Patabid’s Tenders product does go substantially up market, and even Pomerleau and other major general contractors are customers. The Quantify product, however, is aimed at smaller contractors, and will start with a strong focus on the needs of building trades, automating takeoffs from general contractors’ RFIs. The net new estimating platform is designed as a solid software-as-a-service (SaaS) alternative to legacy applications from companies like McCormick which is now owned by Foundation and Viewpoint Estimating, Quickpen and Accubid which are now owned by Trimble, Esticon which is now owned by Procore and smaller players like Hard Dollar now rebadged as InEight Estimating.

Over and above this though, Quantify will use AI to count plugs, switches, bulbs and other discrete items that drive the cost of bidding for electrical contractors, and perform similar quantification for other subs,  including mechanical contractors. Combined with the existing Tenders project, Patabid will enable contractors to use AI to quantify the bid, identify risks in the project and also determine, based on who else is bidding on which projects and other criteria, whether they should submit for various opportunities.
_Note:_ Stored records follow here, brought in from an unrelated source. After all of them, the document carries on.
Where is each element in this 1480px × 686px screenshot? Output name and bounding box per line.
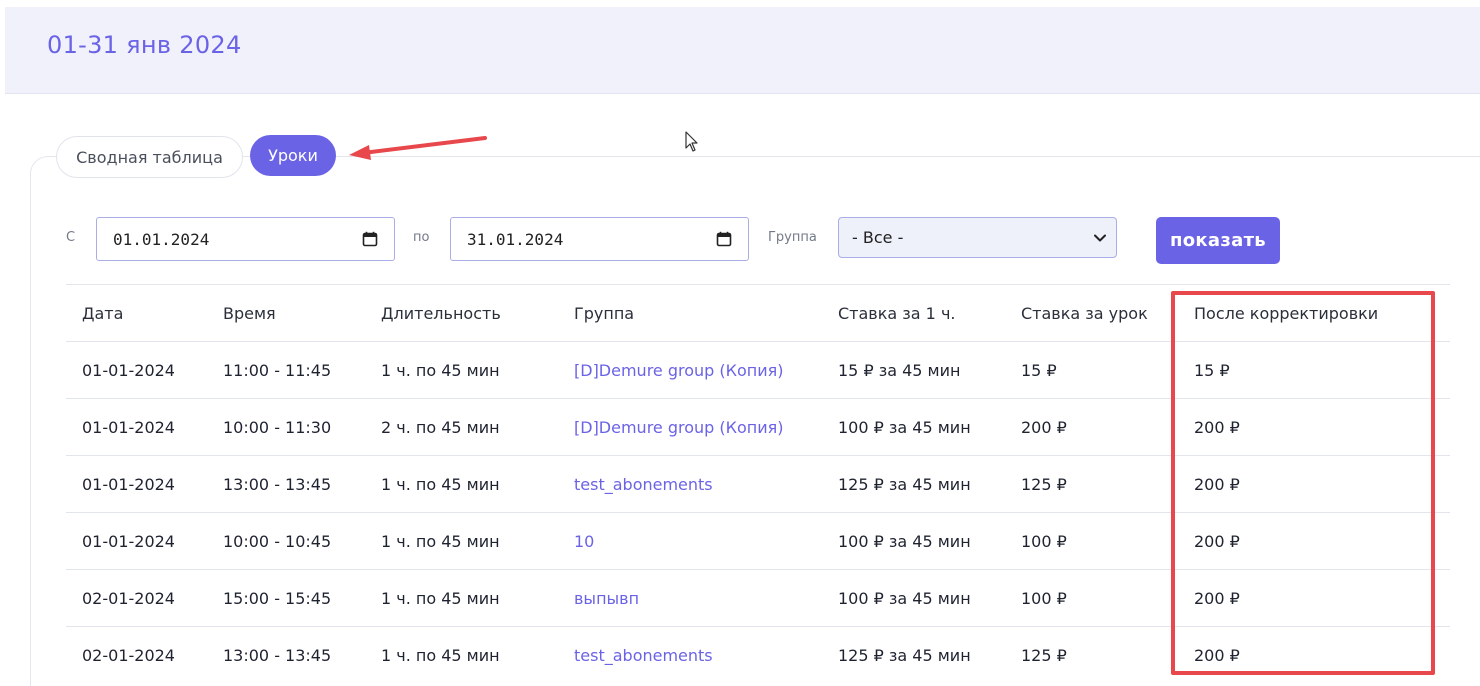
cell-time: 10:00 - 11:30: [223, 418, 332, 437]
group-select[interactable]: - Все -: [838, 217, 1117, 258]
table-row: 02-01-2024 15:00 - 15:45 1 ч. по 45 мин …: [66, 569, 1450, 626]
date-from-value: 01.01.2024: [113, 229, 210, 249]
cell-date: 02-01-2024: [82, 589, 175, 608]
cell-group-link[interactable]: test_abonements: [574, 456, 713, 513]
cell-lesson-rate: 200 ₽: [1021, 418, 1067, 437]
cell-duration: 1 ч. по 45 мин: [381, 646, 500, 665]
cell-duration: 1 ч. по 45 мин: [381, 532, 500, 551]
cell-hourly-rate: 100 ₽ за 45 мин: [838, 532, 971, 551]
cell-lesson-rate: 15 ₽: [1021, 361, 1057, 380]
column-header-lesson-rate[interactable]: Ставка за урок: [1021, 285, 1148, 342]
chevron-down-icon: [1094, 234, 1106, 241]
cell-hourly-rate: 15 ₽ за 45 мин: [838, 361, 961, 380]
cell-group-link[interactable]: test_abonements: [574, 627, 713, 684]
cell-adjusted: 200 ₽: [1194, 589, 1240, 608]
cell-hourly-rate: 125 ₽ за 45 мин: [838, 475, 971, 494]
cell-lesson-rate: 100 ₽: [1021, 589, 1067, 608]
cell-lesson-rate: 125 ₽: [1021, 646, 1067, 665]
annotation-arrow-icon: [349, 136, 487, 160]
tab-lessons[interactable]: Уроки: [250, 135, 336, 176]
group-filter-label: Группа: [768, 230, 817, 245]
page-title: 01-31 янв 2024: [47, 31, 242, 59]
cell-duration: 1 ч. по 45 мин: [381, 589, 500, 608]
column-header-group[interactable]: Группа: [574, 285, 634, 342]
cell-adjusted: 200 ₽: [1194, 418, 1240, 437]
cell-adjusted: 15 ₽: [1194, 361, 1230, 380]
column-header-duration[interactable]: Длительность: [381, 285, 501, 342]
mouse-cursor-icon: [685, 131, 698, 152]
tab-summary-table[interactable]: Сводная таблица: [56, 136, 243, 178]
column-header-time[interactable]: Время: [223, 285, 276, 342]
column-header-hourly-rate[interactable]: Ставка за 1 ч.: [838, 285, 955, 342]
table-row: 01-01-2024 11:00 - 11:45 1 ч. по 45 мин …: [66, 341, 1450, 398]
page: 01-31 янв 2024 Сводная таблица Уроки С 0…: [0, 0, 1480, 686]
table-row: 01-01-2024 10:00 - 11:30 2 ч. по 45 мин …: [66, 398, 1450, 455]
cell-date: 02-01-2024: [82, 646, 175, 665]
cell-duration: 2 ч. по 45 мин: [381, 418, 500, 437]
cell-lesson-rate: 100 ₽: [1021, 532, 1067, 551]
group-select-value: - Все -: [852, 228, 904, 247]
cell-adjusted: 200 ₽: [1194, 532, 1240, 551]
cell-time: 13:00 - 13:45: [223, 475, 332, 494]
cell-hourly-rate: 100 ₽ за 45 мин: [838, 589, 971, 608]
table-row: 02-01-2024 13:00 - 13:45 1 ч. по 45 мин …: [66, 626, 1450, 683]
calendar-icon[interactable]: [716, 231, 732, 247]
show-button[interactable]: показать: [1156, 217, 1280, 264]
cell-duration: 1 ч. по 45 мин: [381, 475, 500, 494]
date-from-label: С: [66, 230, 76, 245]
cell-date: 01-01-2024: [82, 361, 175, 380]
lessons-table: Дата Время Длительность Группа Ставка за…: [66, 284, 1450, 683]
cell-time: 10:00 - 10:45: [223, 532, 332, 551]
period-header: 01-31 янв 2024: [5, 7, 1480, 94]
cell-date: 01-01-2024: [82, 532, 175, 551]
cell-date: 01-01-2024: [82, 418, 175, 437]
cell-adjusted: 200 ₽: [1194, 646, 1240, 665]
table-header-row: Дата Время Длительность Группа Ставка за…: [66, 284, 1450, 341]
date-to-label: по: [413, 230, 430, 245]
cell-hourly-rate: 125 ₽ за 45 мин: [838, 646, 971, 665]
cell-lesson-rate: 125 ₽: [1021, 475, 1067, 494]
column-header-date[interactable]: Дата: [82, 285, 123, 342]
table-row: 01-01-2024 13:00 - 13:45 1 ч. по 45 мин …: [66, 455, 1450, 512]
cell-time: 15:00 - 15:45: [223, 589, 332, 608]
cell-group-link[interactable]: выпывп: [574, 570, 639, 627]
cell-time: 13:00 - 13:45: [223, 646, 332, 665]
date-to-input[interactable]: 31.01.2024: [450, 217, 749, 261]
calendar-icon[interactable]: [362, 231, 378, 247]
cell-hourly-rate: 100 ₽ за 45 мин: [838, 418, 971, 437]
date-from-input[interactable]: 01.01.2024: [96, 217, 395, 261]
cell-time: 11:00 - 11:45: [223, 361, 332, 380]
cell-date: 01-01-2024: [82, 475, 175, 494]
cell-adjusted: 200 ₽: [1194, 475, 1240, 494]
cell-group-link[interactable]: [D]Demure group (Копия): [574, 399, 784, 456]
date-to-value: 31.01.2024: [467, 229, 564, 249]
column-header-adjusted[interactable]: После корректировки: [1194, 285, 1378, 342]
cell-duration: 1 ч. по 45 мин: [381, 361, 500, 380]
table-row: 01-01-2024 10:00 - 10:45 1 ч. по 45 мин …: [66, 512, 1450, 569]
cell-group-link[interactable]: [D]Demure group (Копия): [574, 342, 784, 399]
cell-group-link[interactable]: 10: [574, 513, 594, 570]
The AI components of the product will be free for the time being until regular use and comments from customers help Patabid refine its performance to the point where it is more reliable.

Construction Materials in Estimating Software

Patabid is also laying the groundwork to include in its software and go to market through construction materials supply houses. They will build the supply houses’ pricing into the product and enable contractors to order everything from conduit, connectors, capacitors, motors, temperature controls and even concrete from within the application.

Another new entrant, the Dibbs app, uses the idea of a multi-vendor marketplace for contracting services and materials as the jumping off point for their product, which focuses on residential construction. The app creates a marketplace for both services and materials in the construction industry. Users can use built-in templates to create a post that request services. Once a post is created contractors and materials suppliers can bid on the project from inside the app.